There is definitely a financial need to get applications corralled into an IDM system. Ray Stanton, global head of BT's business continuity, security and governance practice, says that large organisations average more than 75 applications, databases and systems, with each one requiring their own authentication.

"The indirect cost of time spent repeatedly logging on has been estimated at £380 a year for each member of staff. Furthermore, it's said that the average worker has to remember at least 15 usernames and passwords, all with different expiry dates," says Stanton.

And the bigger the company, the bigger the problem. Fortune 1000 firms typically depend on around 200 databases or directories of user information to control access to their systems. Traditionally, an administrator managed each system through a paper-based trail to decide access to each application. But this is both expensive and prone to error.

Information about individuals, their changing roles, and the organisation's structure needs to be kept up to date. Links are also required between people, so that applications can work out who works for whom, for example.

Mistakes are the inevitable result of manually replicating these changes. Cutting down on the number of different directories could help to avoid the more howling errors.

"These errors rarely become public knowledge, but when they do the results are both comical and disquieting. For example, months after a CFO left, one major company's system administrators found a cleaner with the same name had been given access rights to all its financial systems," says Stanton.
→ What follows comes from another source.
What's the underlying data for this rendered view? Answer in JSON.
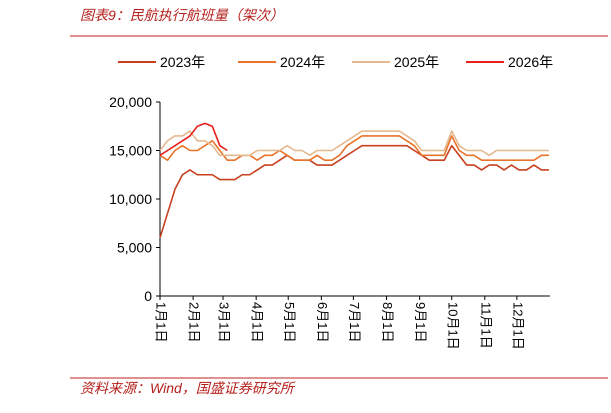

And while administrators have to quell the large numbers of directories, users have to have to cope with passwords for every single one of them. Users, not being security conscious, have ways of remembering them that would make many administrators suffer sleepless nights.

"On one occasion, we found the whiteboard in an office displayed a convenient table of people, applications and passwords," says Perry. "There is no substitute for single sign-on with a human-friendly password policy. A large US bank implemented single sign-on and this resulted in savings of $1 million (£570k) in helpdesk costs and led to an improvement in end user satisfaction."

Organisations might find the costs of administering IT systems and ensuring compliance go through the roof unless a reliable IDM infrastructure is in place and the data quality is good enough. However, to be truly successful, IDM needs to be integrated with an organisation's networks, applications, security precautions and ways of working.

The final part of the puzzle is compliance, something touched upon earlier. While the work done in gathering data about the organisation can define who does what, where, why and what with, and gets regulation boxes ticked, there is then the continual need to make sure everything stays in compliance and secure.

This means that you have to demonstrate that the proper controls exist around access privileges, user databases, roles and policies. While compliance is a driver for IDM, some believe that the main drivers will be cost and efficiency.

"IDM helps overcome duplication, reduces costs, optimises supply chains and achieves other efficiencies. There is also an instant benefit when it comes to launching new enterprise applications. As a result, it is a major contributing factor in the shift of enterprise security from overhead to direct benefit," says Stanton.